REXBURG, Idaho – College students looking for housing have the upper hand in a rental market with far more rooms and apartments than there are bodies to fill them.

Some apartment complexes are offering free long-distance phone calls, vaulted ceilings and heated floors in an effort to entice renters.

Meanwhile, real estate owners and managers are struggling to keep vacancies down in a city where there are an estimated 1,400 empty private apartments.

“We just keep giving and giving and giving,” said Cindy Sharp, manager of Colonial House apartment complex. “This year we just have too much housing.”

Last fall, Colonial House had 13 vacancies. Earlier this fall, there were more than 80 empty units expected as the first day of school approached.

Rexburg’s apartment market has boomed since Brigham Young University-Idaho made the transition to a four-year university beginning in 2001.

Several new housing complexes have opened, with three targeting single students in the past year. Those three complexes alone added 800 units.

“It only took that many to push us over what the need is,” said Sharon Tuckett, director of housing at BYU-Idaho.

The vacancy rate last semester was 15.6 percent. Figures have not been compiled for this semester, but Kurt Hibbert, the city’s planning director, said he’s heard of vacancies as high as 40 percent in some complexes.

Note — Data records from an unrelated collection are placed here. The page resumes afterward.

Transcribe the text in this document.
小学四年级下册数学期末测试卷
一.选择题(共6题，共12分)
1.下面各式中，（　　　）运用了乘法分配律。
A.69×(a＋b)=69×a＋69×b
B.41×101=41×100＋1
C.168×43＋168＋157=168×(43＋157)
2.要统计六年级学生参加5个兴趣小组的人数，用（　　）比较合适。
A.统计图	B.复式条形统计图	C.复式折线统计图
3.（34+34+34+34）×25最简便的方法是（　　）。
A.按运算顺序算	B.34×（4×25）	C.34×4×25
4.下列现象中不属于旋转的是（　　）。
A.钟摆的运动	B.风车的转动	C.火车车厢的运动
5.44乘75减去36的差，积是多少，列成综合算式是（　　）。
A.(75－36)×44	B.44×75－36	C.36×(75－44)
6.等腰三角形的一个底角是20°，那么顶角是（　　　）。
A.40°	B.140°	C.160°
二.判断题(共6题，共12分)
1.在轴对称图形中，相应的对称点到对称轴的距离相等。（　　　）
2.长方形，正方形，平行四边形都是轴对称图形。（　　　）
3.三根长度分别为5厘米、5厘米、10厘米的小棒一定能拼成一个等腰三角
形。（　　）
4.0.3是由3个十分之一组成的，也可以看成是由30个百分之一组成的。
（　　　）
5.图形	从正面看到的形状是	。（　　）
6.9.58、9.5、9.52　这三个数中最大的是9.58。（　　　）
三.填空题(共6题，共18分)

Students are also likely to keep moving as landlords give them more choices and new perks, such as oil-rubbed bronze, European light fixtures and 10-foot ceilings, which renters at the all-women Tuscany Place can rent for $1,225 a semester.

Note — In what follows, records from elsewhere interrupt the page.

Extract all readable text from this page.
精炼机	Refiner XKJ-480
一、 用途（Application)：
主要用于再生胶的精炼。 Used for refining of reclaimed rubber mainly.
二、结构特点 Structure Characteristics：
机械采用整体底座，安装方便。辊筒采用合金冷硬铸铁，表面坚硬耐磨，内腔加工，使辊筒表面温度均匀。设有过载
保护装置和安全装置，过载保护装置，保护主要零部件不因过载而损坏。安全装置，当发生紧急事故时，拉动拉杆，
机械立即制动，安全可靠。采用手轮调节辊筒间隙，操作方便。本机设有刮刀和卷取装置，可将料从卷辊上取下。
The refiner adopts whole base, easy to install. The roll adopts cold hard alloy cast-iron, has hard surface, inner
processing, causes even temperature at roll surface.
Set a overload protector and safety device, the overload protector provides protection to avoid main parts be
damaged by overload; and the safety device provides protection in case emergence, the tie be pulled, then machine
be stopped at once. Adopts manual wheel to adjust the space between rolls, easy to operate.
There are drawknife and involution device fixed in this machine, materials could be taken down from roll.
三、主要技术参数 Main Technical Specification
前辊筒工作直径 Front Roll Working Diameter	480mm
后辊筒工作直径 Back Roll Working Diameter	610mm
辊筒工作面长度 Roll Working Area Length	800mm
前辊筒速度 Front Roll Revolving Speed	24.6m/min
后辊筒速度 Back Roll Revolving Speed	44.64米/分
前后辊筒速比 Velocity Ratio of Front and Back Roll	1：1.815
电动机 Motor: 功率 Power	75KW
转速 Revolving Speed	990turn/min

That’s not to mention perks like standard DSL and phone lines in each bedroom, free utilities, entertainment centers with 27-inch televisions and DVD/VCR players for each apartment, and tanning salons on location.

Tuscany Place, the newest apartment complex in town, put heated tubes into the floors to keep tiles and carpet warm in the frigid eastern Idaho winters.

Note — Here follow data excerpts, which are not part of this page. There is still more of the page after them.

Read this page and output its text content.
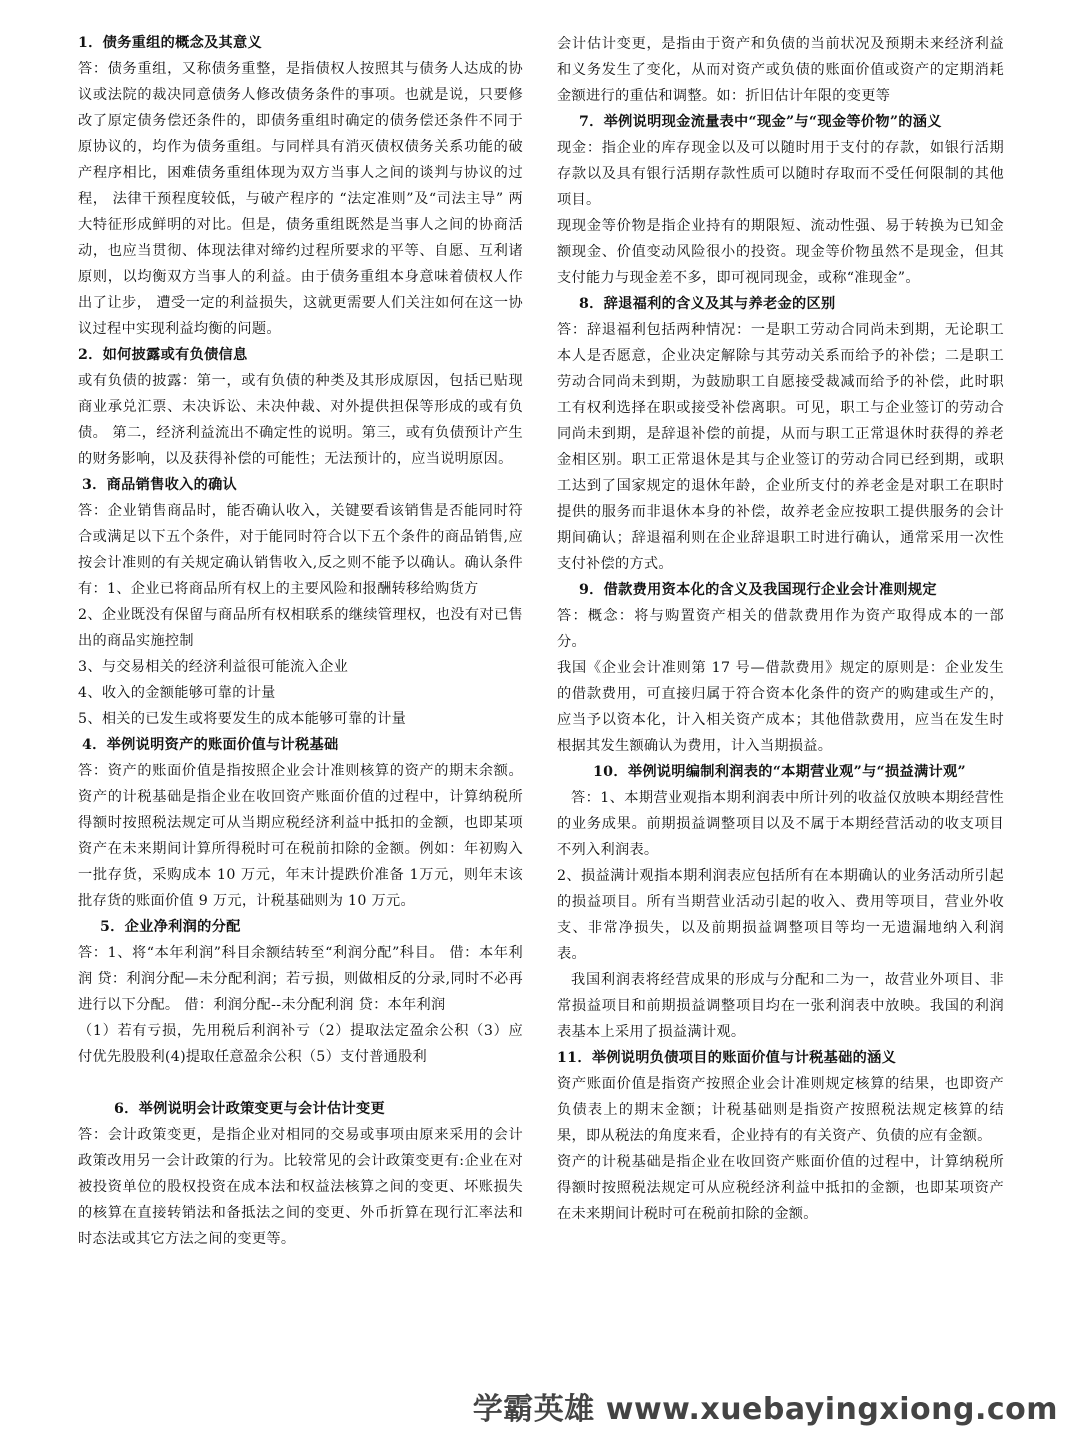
1．债务重组的概念及其意义
答：债务重组，又称债务重整，是指债权人按照其与债务人达成的协议或法院的裁决同意债务人修改债务条件的事项。也就是说，只要修改了原定债务偿还条件的，即债务重组时确定的债务偿还条件不同于原协议的，均作为债务重组。与同样具有消灭债权债务关系功能的破产程序相比，困难债务重组体现为双方当事人之间的谈判与协议的过程， 法律干预程度较低，与破产程序的 “法定准则”及“司法主导” 两大特征形成鲜明的对比。但是，债务重组既然是当事人之间的协商活动，也应当贯彻、体现法律对缔约过程所要求的平等、自愿、互利诸原则，以均衡双方当事人的利益。由于债务重组本身意味着债权人作出了让步， 遭受一定的利益损失，这就更需要人们关注如何在这一协议过程中实现利益均衡的问题。
2．如何披露或有负债信息
或有负债的披露：第一，或有负债的种类及其形成原因，包括已贴现商业承兑汇票、未决诉讼、未决仲裁、对外提供担保等形成的或有负债。 第二，经济利益流出不确定性的说明。第三，或有负债预计产生的财务影响，以及获得补偿的可能性；无法预计的，应当说明原因。
3．商品销售收入的确认
答：企业销售商品时，能否确认收入，关键要看该销售是否能同时符合或满足以下五个条件，对于能同时符合以下五个条件的商品销售,应按会计准则的有关规定确认销售收入,反之则不能予以确认。确认条件有：1、企业已将商品所有权上的主要风险和报酬转移给购货方
2、企业既没有保留与商品所有权相联系的继续管理权，也没有对已售出的商品实施控制
3、与交易相关的经济利益很可能流入企业
4、收入的金额能够可靠的计量
5、相关的已发生或将要发生的成本能够可靠的计量
4．举例说明资产的账面价值与计税基础
答：资产的账面价值是指按照企业会计准则核算的资产的期末余额。资产的计税基础是指企业在收回资产账面价值的过程中，计算纳税所得额时按照税法规定可从当期应税经济利益中抵扣的金额，也即某项资产在未来期间计算所得税时可在税前扣除的金额。例如：年初购入一批存货，采购成本 10 万元，年末计提跌价准备 1万元，则年末该批存货的账面价值 9 万元，计税基础则为 10 万元。
5．企业净利润的分配
答：1、将“本年利润”科目余额结转至“利润分配”科目。 借：本年利润 贷：利润分配—未分配利润；若亏损，则做相反的分录,同时不必再进行以下分配。 借：利润分配--未分配利润 贷：本年利润
（1）若有亏损，先用税后利润补亏（2）提取法定盈余公积（3）应付优先股股利(4)提取任意盈余公积（5）支付普通股利
6．举例说明会计政策变更与会计估计变更
答：会计政策变更，是指企业对相同的交易或事项由原来采用的会计政策改用另一会计政策的行为。比较常见的会计政策变更有:企业在对被投资单位的股权投资在成本法和权益法核算之间的变更、坏账损失的核算在直接转销法和备抵法之间的变更、外币折算在现行汇率法和时态法或其它方法之间的变更等。
会计估计变更，是指由于资产和负债的当前状况及预期未来经济利益和义务发生了变化，从而对资产或负债的账面价值或资产的定期消耗金额进行的重估和调整。如：折旧估计年限的变更等
7．举例说明现金流量表中“现金”与“现金等价物”的涵义
现金：指企业的库存现金以及可以随时用于支付的存款，如银行活期存款以及具有银行活期存款性质可以随时存取而不受任何限制的其他项目。
现现金等价物是指企业持有的期限短、流动性强、易于转换为已知金额现金、价值变动风险很小的投资。现金等价物虽然不是现金，但其支付能力与现金差不多，即可视同现金，或称“准现金”。
8．辞退福利的含义及其与养老金的区别
答：辞退福利包括两种情况：一是职工劳动合同尚未到期，无论职工本人是否愿意，企业决定解除与其劳动关系而给予的补偿；二是职工劳动合同尚未到期，为鼓励职工自愿接受裁减而给予的补偿，此时职工有权利选择在职或接受补偿离职。可见，职工与企业签订的劳动合同尚未到期，是辞退补偿的前提，从而与职工正常退休时获得的养老金相区别。职工正常退休是其与企业签订的劳动合同已经到期，或职工达到了国家规定的退休年龄，企业所支付的养老金是对职工在职时提供的服务而非退休本身的补偿，故养老金应按职工提供服务的会计期间确认；辞退福利则在企业辞退职工时进行确认，通常采用一次性支付补偿的方式。
9．借款费用资本化的含义及我国现行企业会计准则规定
答：概念：将与购置资产相关的借款费用作为资产取得成本的一部分。
我国《企业会计准则第 17 号—借款费用》规定的原则是：企业发生的借款费用，可直接归属于符合资本化条件的资产的购建或生产的，应当予以资本化，计入相关资产成本；其他借款费用，应当在发生时根据其发生额确认为费用，计入当期损益。
10．举例说明编制利润表的“本期营业观”与“损益满计观”
答：1、本期营业观指本期利润表中所计列的收益仅放映本期经营性的业务成果。前期损益调整项目以及不属于本期经营活动的收支项目不列入利润表。
2、损益满计观指本期利润表应包括所有在本期确认的业务活动所引起的损益项目。所有当期营业活动引起的收入、费用等项目，营业外收支、非常净损失，以及前期损益调整项目等均一无遗漏地纳入利润表。
我国利润表将经营成果的形成与分配和二为一，故营业外项目、非常损益项目和前期损益调整项目均在一张利润表中放映。我国的利润表基本上采用了损益满计观。
11．举例说明负债项目的账面价值与计税基础的涵义
资产账面价值是指资产按照企业会计准则规定核算的结果，也即资产负债表上的期末金额；计税基础则是指资产按照税法规定核算的结果，即从税法的角度来看，企业持有的有关资产、负债的应有金额。
资产的计税基础是指企业在收回资产账面价值的过程中，计算纳税所得额时按照税法规定可从应税经济利益中抵扣的金额，也即某项资产在未来期间计税时可在税前扣除的金额。
学霸英雄 www.xuebayingxiong.com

“It’s really nice to have heated tile when you get out of the shower,” complex manager Jonna Wintch said.

For some renters, most of the amenities don’t matter much.

“Heated floors, heck, I don’t care about that,” said Hailey Klingler, a resident at Tuscany Place.

Klingler simply wanted to live in a newly constructed building – for about the same price as her old apartment. Most of the amenity offerings from the complexes don’t strike her as necessary, she said.

Overbuilding isn’t the only factor contributing to high vacancies. The rising number of married students is, too, because they don’t have to live in university-approved housing.

Four years ago, about 6 percent of the students were married, Tuckett said. By last winter, that number had climbed to 25 percent, and it is expected to be similar this fall.

Despite the vacancy rates, some people see more room for growth in the future.

“What’s overbuilt today may not be overbuilt tomorrow,” Hibbert said.